Jeremy Clarke Jeremy Clarke

Jeremy Clarke’s date with a plank fancier

issue 02 November 2013

We’d being trying to meet for lunch for weeks, but always something had got in the way and either she or I had had to cancel. But at long last we’d managed it, and after two pleasant hours we emerged from the fish restaurant and made our way along the sea front towards the car park, still marvelling at the achievement.

We hadn’t gone far when she noticed two planks leaning against a wall. They were six by twos, each about 2ft long. The sight of these planks seemed to cause her to lose the ballerina’s poise that she’d maintained throughout lunch. She became agitated and started hopping from foot to foot.

An absent person was putting in a new window frame. The job was half-finished. It was unclear whether the planks were gash, or materials essential to completion, or a loose, rather abstract embodiment of the concept of a safety barrier.

‘Should I just take them, do you think?’ she said, almost beside herself. ‘They are exactly what I need.’ I imagined she was thinking of doing a spot of do-it-yourself. Shelves, perhaps. I’m not above inexpensive improvisation of that kind myself. And a little light thieving on our first date would certainly have cemented whatever tentative connection we had already made across the luncheon table.

There were lots of people about and the planks were not without value. The sudden alteration in my behaviour from well-fed boulevardier to cautious spiv gave her a start and the moment was lost. A delightfully spontaneous post-prandial adventure was strangled at birth. ‘I’d better ask first, hadn’t I?’ she said. She said it as if she were trotting out moral positions until she lighted on one I approved of. I was still doing my impression of Private Walker checking to see if the coast was clear.

The wall and window belonged to another busy restaurant. ‘Let’s ask,’ she said. We pushed our way in through two glass doors and people with full stomachs coming out. The waitresses looked sweaty and harassed. Nevertheless one quickly came bustling over and mustered every remaining atom of politeness to put herself at our service. She was cockney. ‘Hallo! You have some wood outside,’ was how my lunch partner began to explain her plank love.

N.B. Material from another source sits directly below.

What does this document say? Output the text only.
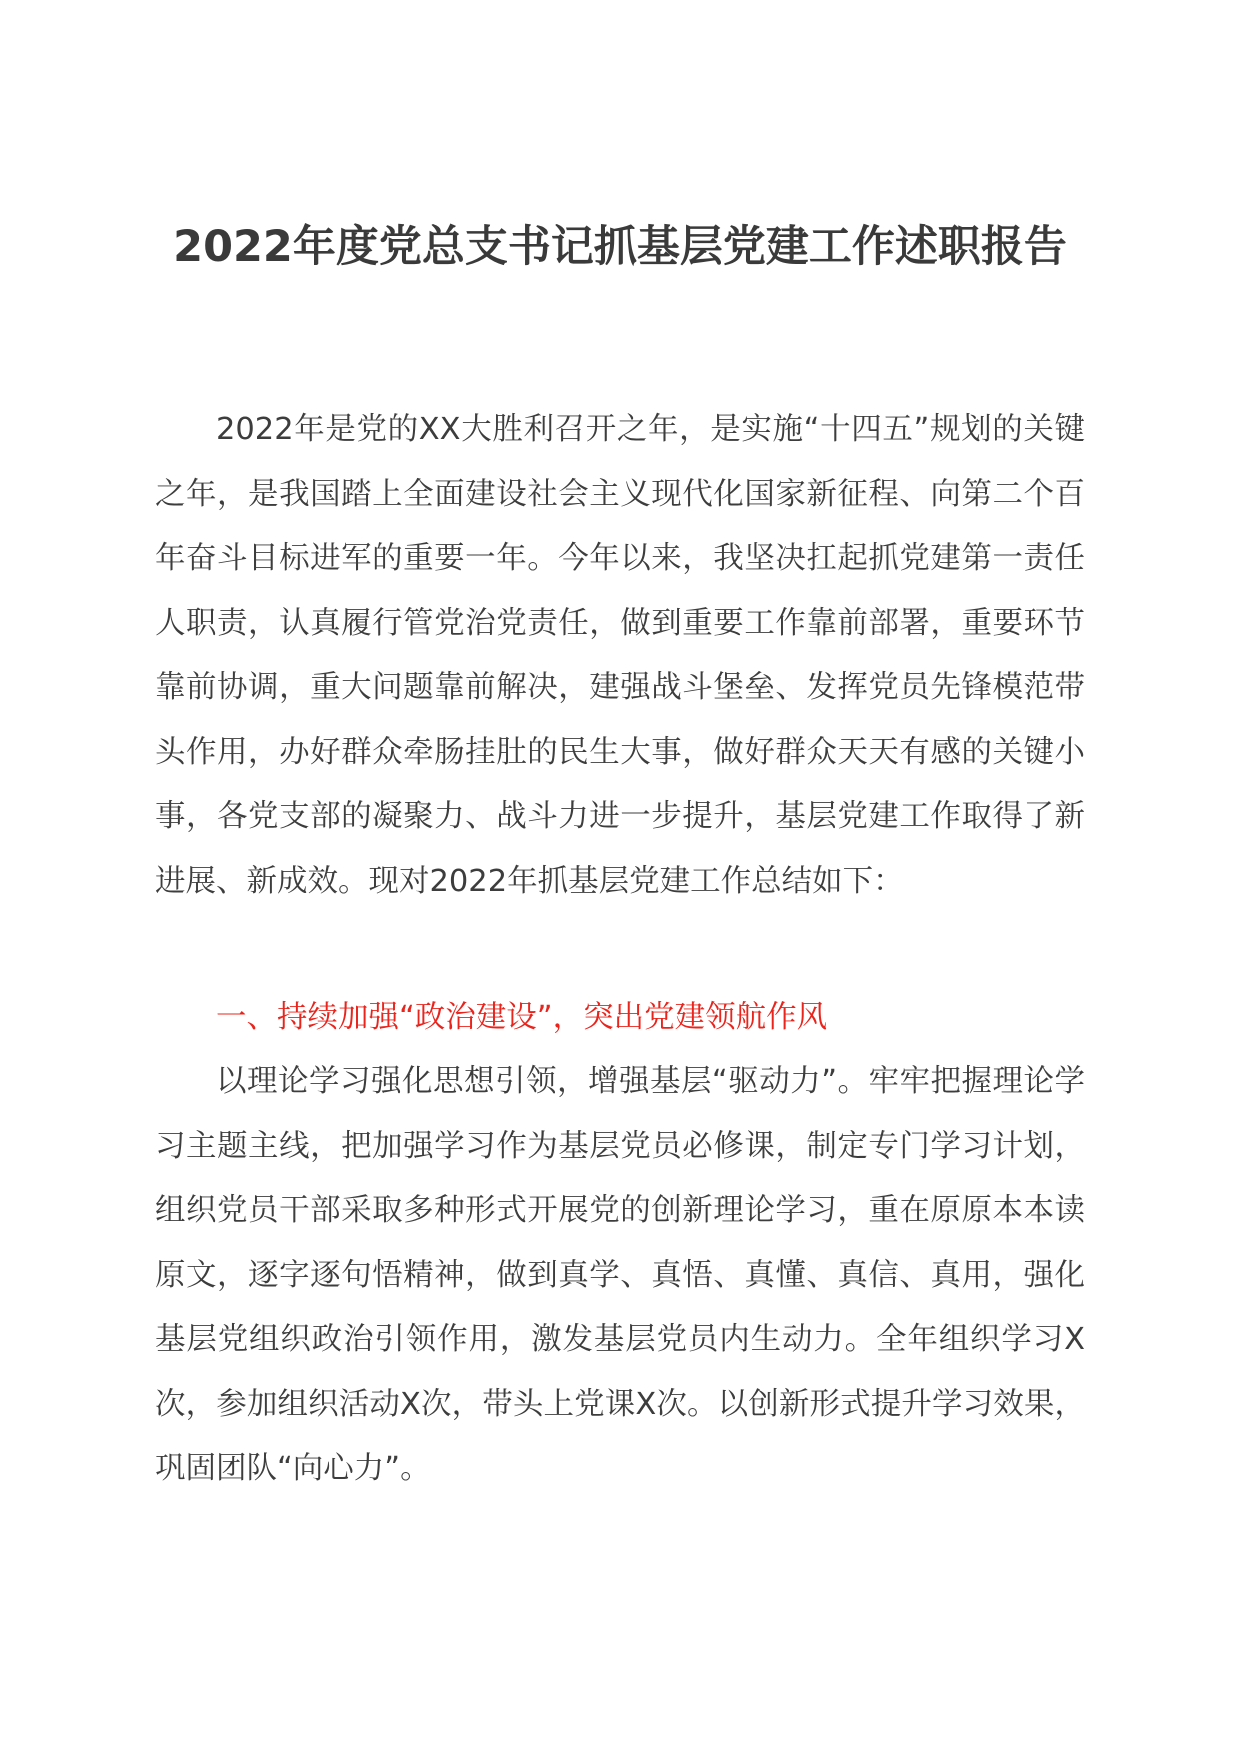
2022年度党总支书记抓基层党建工作述职报告

2022年是党的XX大胜利召开之年，是实施“十四五”规划的关键之年，是我国踏上全面建设社会主义现代化国家新征程、向第二个百年奋斗目标进军的重要一年。今年以来，我坚决扛起抓党建第一责任人职责，认真履行管党治党责任，做到重要工作靠前部署，重要环节靠前协调，重大问题靠前解决，建强战斗堡垒、发挥党员先锋模范带头作用，办好群众牵肠挂肚的民生大事，做好群众天天有感的关键小事，各党支部的凝聚力、战斗力进一步提升，基层党建工作取得了新进展、新成效。现对2022年抓基层党建工作总结如下：

一、持续加强“政治建设”，突出党建领航作风

以理论学习强化思想引领，增强基层“驱动力”。牢牢把握理论学习主题主线，把加强学习作为基层党员必修课，制定专门学习计划，组织党员干部采取多种形式开展党的创新理论学习，重在原原本本读原文，逐字逐句悟精神，做到真学、真悟、真懂、真信、真用，强化基层党组织政治引领作用，激发基层党员内生动力。全年组织学习X次，参加组织活动X次，带头上党课X次。以创新形式提升学习效果，巩固团队“向心力”。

We’d met at the gym. Before today I’d only ever seen her at the gym. Before today I could hardly have conceived of her as a person who existed outside of a gym or wore anything but shorts and trainers. So while she gradually enlightened the initially puzzled waitress, I marvelled anew at the sight of this unfamiliar woman in jeans and street shoes. She is very petite, almost minute, and the waitress was tall and handsome, and she was looking up at the waitress as one might look up at the Shard. Before today, all of our conversations had been brief, snatched, gym conversations, with month-long gaps, often with one or other of us contorting ourselves on a warm-up mat. From these conversations I gathered that she is a hard-working and devoted Mum on the one hand, and a fanatical martial artist on the other. She holds black belts in karate, taekwondo and judo. Her karate club practises ‘full-contact’ karate sparring, she once told me. ‘Don’t you get injured?’ I’d said, horrified. I used to get quite badly injured doing ‘no-contact’ karate, I said.

And the more she reluctantly revealed about herself, the more I realised that this tiny, smiling, modest, unfailingly courteous, superfit woman quietly followed the way of the warrior. After that I would bow to her on sight, and she’d laugh, but I meant it. It was her warrior courteousness that accounted for the brevity of our gym conversations; she imagined that I thought as she did; that to chatter in the gym was slovenly.

For lunch she’d had the soup of the day. She’d taken three quarters of an hour to eat that and a lump of plain bread, while exclaiming all the while what a wonderful treat she was having. She sat with her back straight and she inclined gracefully forward from the base of her spine to meet her soup spoon halfway. She laughingly confided that the cappuccino afterwards was a rare and thrilling indulgence.

By the end of their conversation about the wood, she and the tired waitress were as close as sisters. The waitress was sorry but she could only take down a phone number and pass it to the owner later in the day. As we walked back out of the restaurant together, I said, ‘We should have just nicked them. What did you want them for, anyway?’ She looked at me as though weighing me up to decide whether I was worth the telling. ‘I’m a knife thrower,’ she said with simple modesty. ‘And they’d make perfect targets.’